Below is the Swagger REST API page:

Swagger REST API Page  
Figure 6: Swagger REST API Page.

Starting Pinot Broker

Brokers handle Pinot queries. They accept queries from clients and forward them to the right servers (data servers). They gather results from the servers and combine them into a single response to send back to the client.

Use the following command to start a Broker:

./bin/pinot-admin.sh StartBroker \
    -zkAddress localhost:2181 \
    -clusterName PinotCluster \
    -brokerPort 7001

Let’s also start another Broker using a different port, 7002:

./bin/pinot-admin.sh StartBroker \
    -zkAddress localhost:2181 \
    -clusterName PinotCluster \
    -brokerPort 7002

Let’s look at the ZooInspector tool again. Now, it shows two instances of the broker:

ZooInspector with Brokers  
Figure 7: ZooInspector with Brokers.

Starting Pinot Servers

Use the following commands to start two Pinot servers:

./bin/pinot-admin.sh StartServer \
    -zkAddress localhost:2181 \
    -clusterName PinotCluster \
    -serverPort 8001 -serverAdminPort 8011
./bin/pinot-admin.sh StartServer \
    -zkAddress localhost:2181 \
    -clusterName PinotCluster \
    -serverPort 8002 -serverAdminPort 8012

ZooInspector shows all services now:

ZooInspector with all services  
Figure 8: ZooInspector with all services.

Kudos! The cluster has been set up now. Use Zooinspector to explore the cluster.
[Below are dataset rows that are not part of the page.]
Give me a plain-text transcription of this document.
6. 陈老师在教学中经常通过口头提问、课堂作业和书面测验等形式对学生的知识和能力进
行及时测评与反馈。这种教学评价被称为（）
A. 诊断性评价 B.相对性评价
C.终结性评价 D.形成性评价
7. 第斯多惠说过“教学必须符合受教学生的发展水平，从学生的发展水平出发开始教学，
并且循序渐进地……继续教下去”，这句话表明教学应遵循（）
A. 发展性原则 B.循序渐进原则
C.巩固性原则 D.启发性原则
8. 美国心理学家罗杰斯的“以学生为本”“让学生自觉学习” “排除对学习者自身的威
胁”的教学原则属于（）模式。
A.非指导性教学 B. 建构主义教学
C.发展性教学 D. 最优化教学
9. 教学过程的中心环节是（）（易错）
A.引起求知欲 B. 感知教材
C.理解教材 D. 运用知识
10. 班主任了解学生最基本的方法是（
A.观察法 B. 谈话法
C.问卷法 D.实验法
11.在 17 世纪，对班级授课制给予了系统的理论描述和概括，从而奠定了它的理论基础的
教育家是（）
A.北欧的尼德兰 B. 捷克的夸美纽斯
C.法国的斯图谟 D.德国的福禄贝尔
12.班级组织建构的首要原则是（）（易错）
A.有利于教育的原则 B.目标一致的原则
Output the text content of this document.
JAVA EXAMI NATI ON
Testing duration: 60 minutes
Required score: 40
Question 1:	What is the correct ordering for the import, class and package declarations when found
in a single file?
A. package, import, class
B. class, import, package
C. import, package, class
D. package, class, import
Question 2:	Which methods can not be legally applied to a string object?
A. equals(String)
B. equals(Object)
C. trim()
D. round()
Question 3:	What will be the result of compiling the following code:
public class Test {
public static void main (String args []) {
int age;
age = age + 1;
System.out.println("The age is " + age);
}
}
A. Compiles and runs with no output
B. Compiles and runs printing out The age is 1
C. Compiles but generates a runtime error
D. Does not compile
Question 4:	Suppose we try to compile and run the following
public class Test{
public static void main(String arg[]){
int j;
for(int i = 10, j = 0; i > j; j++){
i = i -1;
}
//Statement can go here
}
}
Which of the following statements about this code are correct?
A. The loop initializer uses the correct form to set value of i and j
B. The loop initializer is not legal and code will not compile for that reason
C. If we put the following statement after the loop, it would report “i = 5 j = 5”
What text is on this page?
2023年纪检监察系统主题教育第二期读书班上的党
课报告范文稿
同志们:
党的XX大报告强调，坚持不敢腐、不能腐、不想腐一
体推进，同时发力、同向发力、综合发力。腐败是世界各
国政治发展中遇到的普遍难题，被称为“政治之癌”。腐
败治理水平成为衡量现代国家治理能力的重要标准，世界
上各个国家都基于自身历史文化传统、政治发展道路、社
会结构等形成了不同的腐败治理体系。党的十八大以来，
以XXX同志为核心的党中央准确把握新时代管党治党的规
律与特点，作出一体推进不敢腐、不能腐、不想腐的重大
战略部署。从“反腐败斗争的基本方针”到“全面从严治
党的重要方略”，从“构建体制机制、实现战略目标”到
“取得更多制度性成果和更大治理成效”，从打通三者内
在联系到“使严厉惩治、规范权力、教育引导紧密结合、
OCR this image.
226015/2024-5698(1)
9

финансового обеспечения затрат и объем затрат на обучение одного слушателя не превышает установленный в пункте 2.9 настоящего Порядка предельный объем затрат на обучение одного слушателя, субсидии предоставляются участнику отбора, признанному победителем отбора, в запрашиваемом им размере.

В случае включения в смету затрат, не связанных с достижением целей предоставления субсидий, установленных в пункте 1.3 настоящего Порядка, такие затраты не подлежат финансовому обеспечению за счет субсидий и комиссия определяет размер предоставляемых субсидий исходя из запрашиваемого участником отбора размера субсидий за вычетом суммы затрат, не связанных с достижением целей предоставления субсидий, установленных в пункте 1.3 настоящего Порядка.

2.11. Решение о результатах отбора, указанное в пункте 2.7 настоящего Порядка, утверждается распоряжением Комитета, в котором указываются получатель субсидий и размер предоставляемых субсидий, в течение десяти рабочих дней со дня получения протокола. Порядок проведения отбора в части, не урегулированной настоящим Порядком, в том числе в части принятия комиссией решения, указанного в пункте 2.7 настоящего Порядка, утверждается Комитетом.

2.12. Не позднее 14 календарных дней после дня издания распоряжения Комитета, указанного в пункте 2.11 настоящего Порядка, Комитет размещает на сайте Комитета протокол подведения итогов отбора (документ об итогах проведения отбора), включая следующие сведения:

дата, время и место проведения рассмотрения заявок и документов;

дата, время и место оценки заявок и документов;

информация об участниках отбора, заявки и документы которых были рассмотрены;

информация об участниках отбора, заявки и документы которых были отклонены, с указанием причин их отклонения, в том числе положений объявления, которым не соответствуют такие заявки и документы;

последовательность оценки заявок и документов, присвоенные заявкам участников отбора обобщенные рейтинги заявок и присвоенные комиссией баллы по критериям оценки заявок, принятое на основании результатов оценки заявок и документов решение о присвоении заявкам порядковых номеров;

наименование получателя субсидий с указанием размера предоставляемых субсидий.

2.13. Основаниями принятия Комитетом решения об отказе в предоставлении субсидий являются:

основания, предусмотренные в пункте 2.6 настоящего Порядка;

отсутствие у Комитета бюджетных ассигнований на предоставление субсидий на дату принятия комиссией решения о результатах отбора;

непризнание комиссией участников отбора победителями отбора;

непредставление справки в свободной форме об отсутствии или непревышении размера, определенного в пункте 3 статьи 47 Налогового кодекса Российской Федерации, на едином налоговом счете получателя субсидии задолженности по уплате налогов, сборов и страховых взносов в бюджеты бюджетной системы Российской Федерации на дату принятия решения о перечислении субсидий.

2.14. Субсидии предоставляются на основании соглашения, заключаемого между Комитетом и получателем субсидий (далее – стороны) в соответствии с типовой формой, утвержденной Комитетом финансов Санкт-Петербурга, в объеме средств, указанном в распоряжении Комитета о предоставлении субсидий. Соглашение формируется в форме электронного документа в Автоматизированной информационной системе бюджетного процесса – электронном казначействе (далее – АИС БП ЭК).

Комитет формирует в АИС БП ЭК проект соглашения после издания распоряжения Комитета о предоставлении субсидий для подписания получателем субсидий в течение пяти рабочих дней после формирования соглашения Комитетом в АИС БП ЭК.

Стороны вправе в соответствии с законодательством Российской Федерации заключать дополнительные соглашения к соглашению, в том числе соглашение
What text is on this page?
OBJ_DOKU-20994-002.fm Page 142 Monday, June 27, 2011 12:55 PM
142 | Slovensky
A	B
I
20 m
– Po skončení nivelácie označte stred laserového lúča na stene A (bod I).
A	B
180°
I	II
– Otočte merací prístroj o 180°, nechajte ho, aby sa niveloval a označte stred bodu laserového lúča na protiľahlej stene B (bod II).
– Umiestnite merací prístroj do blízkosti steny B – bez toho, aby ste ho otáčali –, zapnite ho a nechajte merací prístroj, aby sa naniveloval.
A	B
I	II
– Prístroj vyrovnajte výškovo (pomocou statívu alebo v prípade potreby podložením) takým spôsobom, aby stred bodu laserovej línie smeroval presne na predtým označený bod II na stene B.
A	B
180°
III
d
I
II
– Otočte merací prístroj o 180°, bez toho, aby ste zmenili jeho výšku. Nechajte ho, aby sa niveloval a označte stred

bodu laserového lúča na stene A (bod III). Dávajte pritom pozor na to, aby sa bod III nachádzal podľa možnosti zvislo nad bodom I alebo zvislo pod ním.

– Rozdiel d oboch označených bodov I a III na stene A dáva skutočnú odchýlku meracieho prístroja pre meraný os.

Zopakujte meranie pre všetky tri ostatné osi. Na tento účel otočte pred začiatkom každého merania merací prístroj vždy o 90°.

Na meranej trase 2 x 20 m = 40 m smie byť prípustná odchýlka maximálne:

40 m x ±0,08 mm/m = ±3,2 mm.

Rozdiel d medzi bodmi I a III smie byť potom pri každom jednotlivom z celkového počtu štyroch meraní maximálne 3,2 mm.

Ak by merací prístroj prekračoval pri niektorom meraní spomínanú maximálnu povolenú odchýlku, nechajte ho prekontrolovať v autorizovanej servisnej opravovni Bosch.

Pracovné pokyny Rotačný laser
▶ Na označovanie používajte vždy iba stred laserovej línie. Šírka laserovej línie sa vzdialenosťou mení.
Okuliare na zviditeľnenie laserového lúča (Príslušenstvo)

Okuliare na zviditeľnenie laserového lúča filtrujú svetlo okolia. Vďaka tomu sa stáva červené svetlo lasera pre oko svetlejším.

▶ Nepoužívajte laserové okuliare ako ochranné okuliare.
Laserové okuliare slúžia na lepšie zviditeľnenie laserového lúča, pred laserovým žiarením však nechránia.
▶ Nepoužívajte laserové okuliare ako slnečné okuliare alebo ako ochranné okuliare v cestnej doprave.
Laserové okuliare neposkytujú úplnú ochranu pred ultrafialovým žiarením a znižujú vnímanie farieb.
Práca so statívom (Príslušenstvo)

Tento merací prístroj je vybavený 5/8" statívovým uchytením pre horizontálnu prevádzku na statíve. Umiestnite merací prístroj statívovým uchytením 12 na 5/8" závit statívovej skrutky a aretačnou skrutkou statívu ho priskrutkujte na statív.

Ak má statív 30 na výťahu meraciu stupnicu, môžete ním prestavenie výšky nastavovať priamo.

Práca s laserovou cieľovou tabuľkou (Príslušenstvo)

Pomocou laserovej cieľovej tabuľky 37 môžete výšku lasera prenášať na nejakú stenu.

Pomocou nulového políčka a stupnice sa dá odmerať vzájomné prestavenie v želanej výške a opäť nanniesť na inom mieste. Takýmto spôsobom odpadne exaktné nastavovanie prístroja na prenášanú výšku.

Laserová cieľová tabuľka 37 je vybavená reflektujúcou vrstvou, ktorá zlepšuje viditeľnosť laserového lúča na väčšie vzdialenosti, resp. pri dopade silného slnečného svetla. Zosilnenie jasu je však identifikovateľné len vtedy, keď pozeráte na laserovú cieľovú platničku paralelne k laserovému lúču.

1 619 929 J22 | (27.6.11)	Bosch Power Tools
Explore the Admin endpoints using Rest API on the controller http://localhost:9001.

Pinot Dashboard with all services  
Figure 9: Pinot Dashboard with all services.

From the dashboard, we can see that there are two controllers, two brokers, two servers, and one tenant. The Pinot cluster is now up and running.

Tenant is a logical grouping of nodes (servers and brokers) with the same Helix tag. In our cluster, we have a default tenant called “default tenant.” When nodes are created in the cluster, they automatically get added to the default tenant.